Sports Authority is owned by private equity firm Leonard Green & Partners LP.

  1. always bummed to see a business go under, buts its a miracle they lasted this long. They never include the clothes i want, are way too large to be efficient, and I never find thier staff to be happy. Another business like Circuit City and Radioshack where future customers will just adjust to visiting walmart or online shopping.

    1. Only good experiences I ever had in SA were those little indoor “half courts” they would have where you could shoot around. Sad to see them possibly go under, but they haven’t adjusted to the current retail climate.

  2. Sad to see them go but the competition is stiff. I think I bought a pair of Lebron slides from them as a gift, and that was it.

  3. I’d think it’s another case of being victim of online retail.

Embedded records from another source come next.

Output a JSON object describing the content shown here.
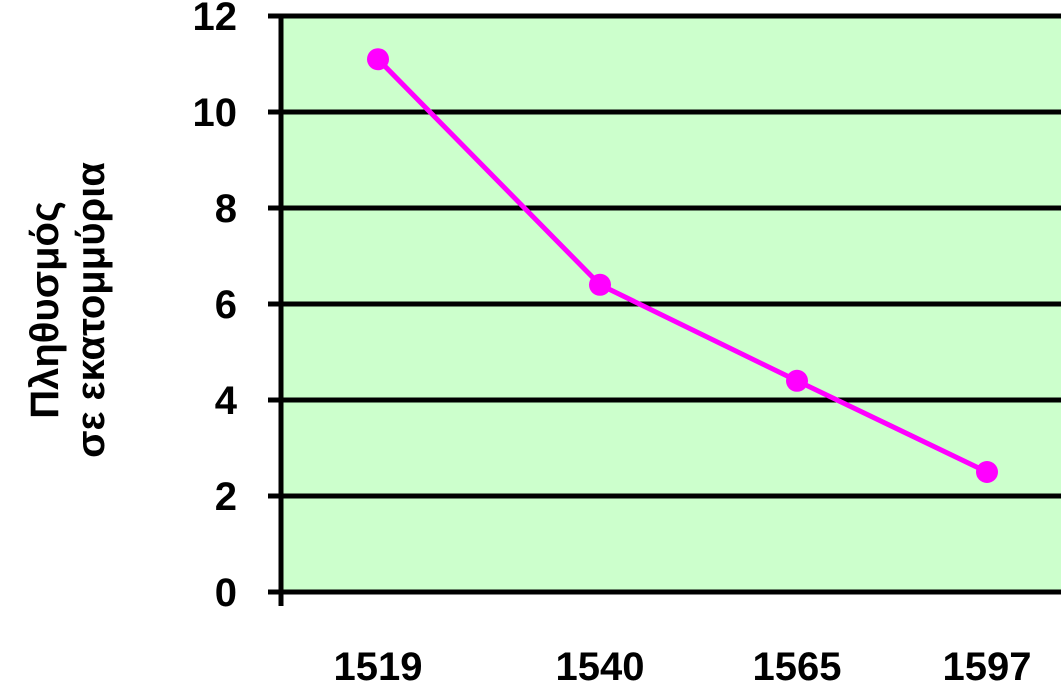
{
  "chart_data": {
    "type": "line",
    "title": "",
    "xlabel": "",
    "ylabel_lines": [
      "Πληθυσμός",
      "σε εκατομμύρια"
    ],
    "categories": [
      "1519",
      "1540",
      "1565",
      "1597"
    ],
    "series": [
      {
        "values": [
          11.1,
          6.4,
          4.4,
          2.5
        ]
      }
    ],
    "ylim": [
      0,
      12
    ],
    "yticks": [
      0,
      2,
      4,
      6,
      8,
      10,
      12
    ],
    "grid": true,
    "legend": "none",
    "colors": {
      "plot_background": "#ccffcc",
      "line": "#ff00ff",
      "gridline": "#000000",
      "axis": "#000000"
    }
  }
}
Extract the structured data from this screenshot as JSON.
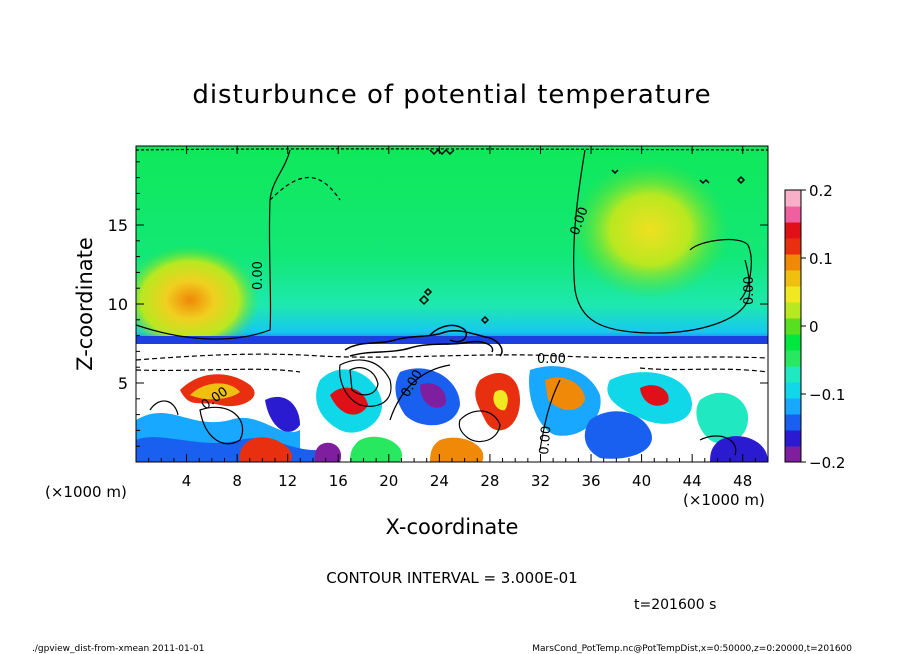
{
  "chart_data": {
    "type": "heatmap",
    "title": "disturbunce of potential temperature",
    "xlabel": "X-coordinate",
    "ylabel": "Z-coordinate",
    "x_unit": "(×1000 m)",
    "y_unit": "(×1000 m)",
    "xlim": [
      0,
      50
    ],
    "ylim": [
      0,
      20
    ],
    "x_ticks": [
      4,
      8,
      12,
      16,
      20,
      24,
      28,
      32,
      36,
      40,
      44,
      48
    ],
    "y_ticks": [
      5,
      10,
      15
    ],
    "colorbar": {
      "range": [
        -0.2,
        0.2
      ],
      "tick_values": [
        0.2,
        0.1,
        0,
        -0.1,
        -0.2
      ],
      "tick_labels": [
        "0.2",
        "0.1",
        "0",
        "−0.1",
        "−0.2"
      ],
      "colors": [
        "#7f1fa0",
        "#2b1bd0",
        "#1a60f0",
        "#18a8ff",
        "#10d8e8",
        "#20e8c0",
        "#28e860",
        "#00e840",
        "#58e020",
        "#b8e820",
        "#f0e820",
        "#f0c010",
        "#f08808",
        "#e83010",
        "#e01018",
        "#f060a0",
        "#f8b0c8"
      ]
    },
    "contour_labels": [
      "0.00",
      "0.00",
      "0.00",
      "0.00",
      "0.00",
      "0.00",
      "0.00"
    ],
    "contour_interval_text": "CONTOUR INTERVAL = 3.000E-01",
    "time_text": "t=201600  s"
  },
  "footer": {
    "left": "./gpview_dist-from-xmean  2011-01-01",
    "right": "MarsCond_PotTemp.nc@PotTempDist,x=0:50000,z=0:20000,t=201600"
  }
}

    Ever hit up the clearance section for shoes? It’s a bunch of team models, and stuff like yesteryear Hyperdunks can’t dip below $100 last I remember; and with that it’s also a case of limited selection, as well as no box. Rather just go to Eastbay or something (or even Nike directly), and get something nicer and/or cheaper.

    I’m wondering if/when Big5 is gonna go. Not trying to hate on anyone who shops at the lower price point, but I like never see anyone in the stores I’ve visited lately. I feel like they’re straight up the RadioShack equivalent of sporting goods stores.

    1. ” yesteryear Hyperdunks can’t dip below $100″
      Truest fact I’ve seen in a while. It seems like Sports Authority refuses to lower their prices on those kind of things.

  4. Well, they did say that they were liquid enough to pay the interest and continue operations. It may not be the end yet, especially if they’ll succeed in their debt restructuring plans. Although I agree that external factors such as stiffer competition makes this an unlikely upside.